Heute streike ich, nehme kein Bad, beschäftige mich stattdessen am PC fürs CHTanz und die
schweizer Turniertanzszene, bearbeite Tanzfotos, schreibe Mails an die CHTanz-Redaktion...
Allerdings werde ich ständig gestört: Bei jedem Goal werde ich gerufen, es reicht jeweils, die
interne Treppe hinaufzuspurten, von allen Seiten werden die Goals in Zeitlupe gezeigt, eines ist
schöner als das andere: Der FCB bodigt Xamax erbarmungslos mit 6 : 0. Unsere Heimatstadt mit
einem tollen, begeisterungsfähigen und treuen Publikum (nicht nur in guten Zeiten) jubiliert und
wir mit ihm.

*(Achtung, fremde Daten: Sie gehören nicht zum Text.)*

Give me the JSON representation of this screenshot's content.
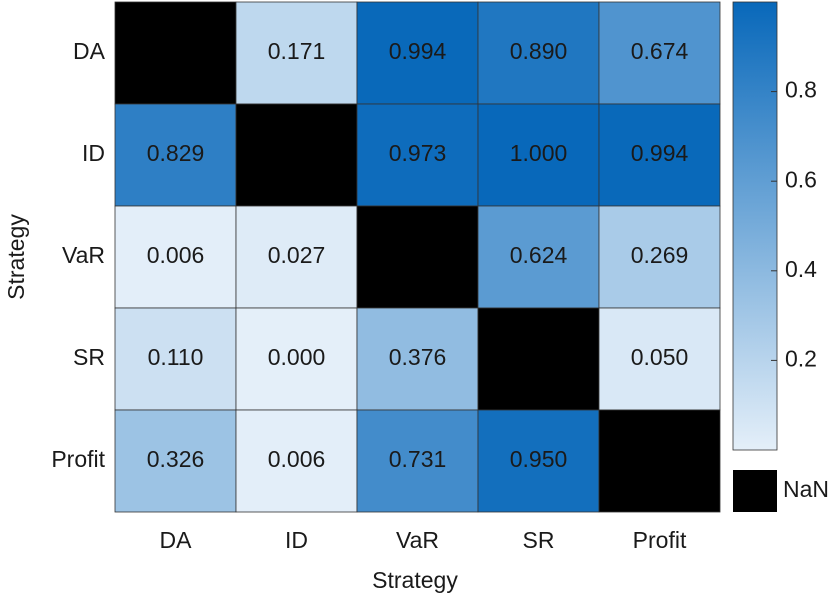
{
  "chart_data": {
    "type": "heatmap",
    "x_label": "Strategy",
    "y_label": "Strategy",
    "categories": [
      "DA",
      "ID",
      "VaR",
      "SR",
      "Profit"
    ],
    "rows": [
      "DA",
      "ID",
      "VaR",
      "SR",
      "Profit"
    ],
    "values": [
      [
        null,
        0.171,
        0.994,
        0.89,
        0.674
      ],
      [
        0.829,
        null,
        0.973,
        1,
        0.994
      ],
      [
        0.006,
        0.027,
        null,
        0.624,
        0.269
      ],
      [
        0.11,
        0,
        0.376,
        null,
        0.05
      ],
      [
        0.326,
        0.006,
        0.731,
        0.95,
        null
      ]
    ],
    "value_labels": [
      [
        null,
        "0.171",
        "0.994",
        "0.890",
        "0.674"
      ],
      [
        "0.829",
        null,
        "0.973",
        "1.000",
        "0.994"
      ],
      [
        "0.006",
        "0.027",
        null,
        "0.624",
        "0.269"
      ],
      [
        "0.110",
        "0.000",
        "0.376",
        null,
        "0.050"
      ],
      [
        "0.326",
        "0.006",
        "0.731",
        "0.950",
        null
      ]
    ],
    "colormap": [
      "#e4eff9",
      "#0868ba"
    ],
    "nan_color": "#000000",
    "nan_label": "NaN",
    "clim": [
      0,
      1
    ],
    "cticks": [
      0.2,
      0.4,
      0.6,
      0.8
    ]
  }
}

Allerdings bedauern wir unsere welschen Freunde schon etwas.
Im Fussball und anderen populären Sportarten ist eine Unmenge Geld im Spiel. Was würde wohl
der Tanzsport-Verband anstellen, wenn plötzlich Geldgeber auftauchen würden? Würde er das
Geld richtig einsetzen? Ziel dürfte kaum sein, ein ausländisches Spitzenpaar einzukaufen, wie
der FCB und alle anderen reichen Clubs dies mit argentinischen Superstars wie Gimenez und Rossi
vormachen. Auch wenn es reizvoll wäre, solche Zugpferde zu haben. Erfolg bringt Nachwuchs!
Trotz des Cupfinals fängt die Zusammenfassung der Latein-Europameisterschaft auf dem gleichen
Kanal pünktlich an. Wow, da wird etwas geboten! Diese sogenannten Amateure sind Super-Profis:
Aufmachung, Präsentation, Tanzen, alles gestylt, alles top-professionell. Begeisternd!
Achtung, die Post geht ab: Maurizio Vescovo mit seiner Partnerin Melinda Törökgyörgy tanzt einen
sensationellen Jive, da sehen die Rock'n'Roller von vorhin ganz schön alt aus! Ich bin fasziniert
vom Namen Törökgyörgy, könnte Finnisch sein oder Ungarisch, ist Ungarisch (die beiden
Sprachen tönen sehr ähnlich), Maurizio Vescovo hingegen klingt doch sehr italienisch! Das erste
dänische Paar, Klaus Kongsdal (Däne) und Viktoria Franova (Russin), ist sehr gut, technisch
akkurat, sehr harmonisch (2. Platz); der Funken ihrer Landsleute, Peter Stokkebroe und Kristina
Juel springt hingegen nicht rüber, zumindest nicht zu uns. Die Mehrzahl der Wertungsrichter sieht
das ähnlich und setzt sowohl das ungarische Paar (4. Platz) wie auch ein im Final neues,
vielversprechendes russisches Paar, Denis Kuznetsov und Maria Tzaptachvilli (5. Platz), vor die
zweiten Dänen. Viel besser gefallen uns Riccardo Cocchi und Joanne Wilkinson (Australierin), für
Italien startend (3. Platz), und Franco Formica (Italiener) und Oksana Nikivorova (Russin), für
Deutschland startend, die neuen Europameister.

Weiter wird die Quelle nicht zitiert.